Another worrisome student was a Vietnam vet who took a writing class from me. I dealt with him through a very uneasy semester. The scraps of writing he turned in were clearly the product of a disordered mind. After I gave him an F, he approached me one night in a bar and said, with a menacing laugh, “I’m going to kill you, y’know.” He was wearing an 18-inch Bowie knife, so it hardly seemed like an idle threat.

The other student who presented himself as a potential danger was an effeminate young man who wrote a short story in which a woman is dismembered, her remains stored in a steamer trunk. The victim in the story was clearly based on the counselor who served the small student body at that school. When I alerted her to the frightening fixation my student had revealed, she was utterly nonplussed about what to do.

There may have been other students just as crazy. I’ll never know. What I do know is that I was lucky. So far, my daughter has been lucky, too. And luck seems to be the only real protection teachers and children are afforded. Congress, where legislators protect gun manufacturers, is protected with heavy security. Our kids aren’t.
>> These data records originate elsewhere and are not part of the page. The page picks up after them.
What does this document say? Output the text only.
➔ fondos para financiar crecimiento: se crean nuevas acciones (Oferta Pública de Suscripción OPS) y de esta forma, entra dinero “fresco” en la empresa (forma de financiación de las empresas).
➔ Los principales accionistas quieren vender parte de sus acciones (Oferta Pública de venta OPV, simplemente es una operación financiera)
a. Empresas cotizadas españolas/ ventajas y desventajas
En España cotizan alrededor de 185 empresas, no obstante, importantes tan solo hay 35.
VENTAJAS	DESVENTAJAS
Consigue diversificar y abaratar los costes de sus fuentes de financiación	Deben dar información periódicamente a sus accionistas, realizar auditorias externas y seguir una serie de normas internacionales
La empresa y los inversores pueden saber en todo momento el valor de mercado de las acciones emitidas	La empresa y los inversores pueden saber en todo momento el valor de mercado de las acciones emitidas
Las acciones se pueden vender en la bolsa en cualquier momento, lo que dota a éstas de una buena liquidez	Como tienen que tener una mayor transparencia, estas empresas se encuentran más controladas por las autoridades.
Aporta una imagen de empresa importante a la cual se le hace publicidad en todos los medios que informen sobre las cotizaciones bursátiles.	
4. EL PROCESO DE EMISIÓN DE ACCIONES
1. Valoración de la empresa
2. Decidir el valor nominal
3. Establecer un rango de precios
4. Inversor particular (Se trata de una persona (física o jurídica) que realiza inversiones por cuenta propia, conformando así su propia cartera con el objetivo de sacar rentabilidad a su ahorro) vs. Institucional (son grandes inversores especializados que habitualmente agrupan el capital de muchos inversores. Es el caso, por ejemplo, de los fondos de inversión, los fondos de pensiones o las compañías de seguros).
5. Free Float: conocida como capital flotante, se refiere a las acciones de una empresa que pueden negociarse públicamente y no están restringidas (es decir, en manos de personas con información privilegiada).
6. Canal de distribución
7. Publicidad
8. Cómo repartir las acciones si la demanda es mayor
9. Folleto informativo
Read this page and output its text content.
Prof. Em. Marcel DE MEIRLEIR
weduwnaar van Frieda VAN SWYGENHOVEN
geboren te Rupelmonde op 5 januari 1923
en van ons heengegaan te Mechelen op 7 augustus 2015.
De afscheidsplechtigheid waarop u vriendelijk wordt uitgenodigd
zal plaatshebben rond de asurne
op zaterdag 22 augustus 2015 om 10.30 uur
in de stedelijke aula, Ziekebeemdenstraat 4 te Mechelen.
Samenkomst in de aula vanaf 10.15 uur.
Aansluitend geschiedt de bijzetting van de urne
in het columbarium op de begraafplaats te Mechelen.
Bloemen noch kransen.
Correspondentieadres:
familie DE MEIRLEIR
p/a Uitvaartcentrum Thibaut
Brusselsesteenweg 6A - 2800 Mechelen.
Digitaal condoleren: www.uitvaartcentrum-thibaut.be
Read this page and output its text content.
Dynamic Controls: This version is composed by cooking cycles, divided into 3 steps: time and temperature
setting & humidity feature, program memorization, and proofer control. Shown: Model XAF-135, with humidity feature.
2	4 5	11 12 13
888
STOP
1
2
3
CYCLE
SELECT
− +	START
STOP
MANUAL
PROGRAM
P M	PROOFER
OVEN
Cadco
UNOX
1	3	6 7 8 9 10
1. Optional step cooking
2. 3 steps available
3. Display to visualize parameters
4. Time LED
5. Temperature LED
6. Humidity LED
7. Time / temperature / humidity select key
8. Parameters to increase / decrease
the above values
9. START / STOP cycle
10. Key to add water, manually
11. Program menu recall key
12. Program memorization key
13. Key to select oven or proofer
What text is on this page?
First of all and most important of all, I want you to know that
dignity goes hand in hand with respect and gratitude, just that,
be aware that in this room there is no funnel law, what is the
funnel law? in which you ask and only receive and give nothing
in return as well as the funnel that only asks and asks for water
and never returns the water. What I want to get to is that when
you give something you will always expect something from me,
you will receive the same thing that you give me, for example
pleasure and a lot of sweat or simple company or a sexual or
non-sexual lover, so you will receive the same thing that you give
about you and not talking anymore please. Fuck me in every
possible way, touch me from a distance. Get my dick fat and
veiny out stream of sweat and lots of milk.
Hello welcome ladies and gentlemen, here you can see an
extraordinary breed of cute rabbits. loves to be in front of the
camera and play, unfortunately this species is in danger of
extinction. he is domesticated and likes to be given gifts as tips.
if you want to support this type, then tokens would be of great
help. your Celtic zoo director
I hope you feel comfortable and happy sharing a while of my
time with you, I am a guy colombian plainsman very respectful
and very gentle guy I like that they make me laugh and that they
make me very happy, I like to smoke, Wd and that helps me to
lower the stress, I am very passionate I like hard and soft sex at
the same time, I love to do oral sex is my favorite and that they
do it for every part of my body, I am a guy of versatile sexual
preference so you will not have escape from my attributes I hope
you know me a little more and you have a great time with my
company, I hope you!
Crazy people will always be with us. But even more worrisome than the inevitability of crazy people is the fact that we seem committed to living in an insane society in which teachers work in combat zones, and parents send their kids to school not entirely sure those children will ever return home. We have more handguns per capita than any other nation on earth, and we pay the price for the power of the National Rifle Association with the blood of our children. To date, we seem just fine with that. And that’s truly crazy.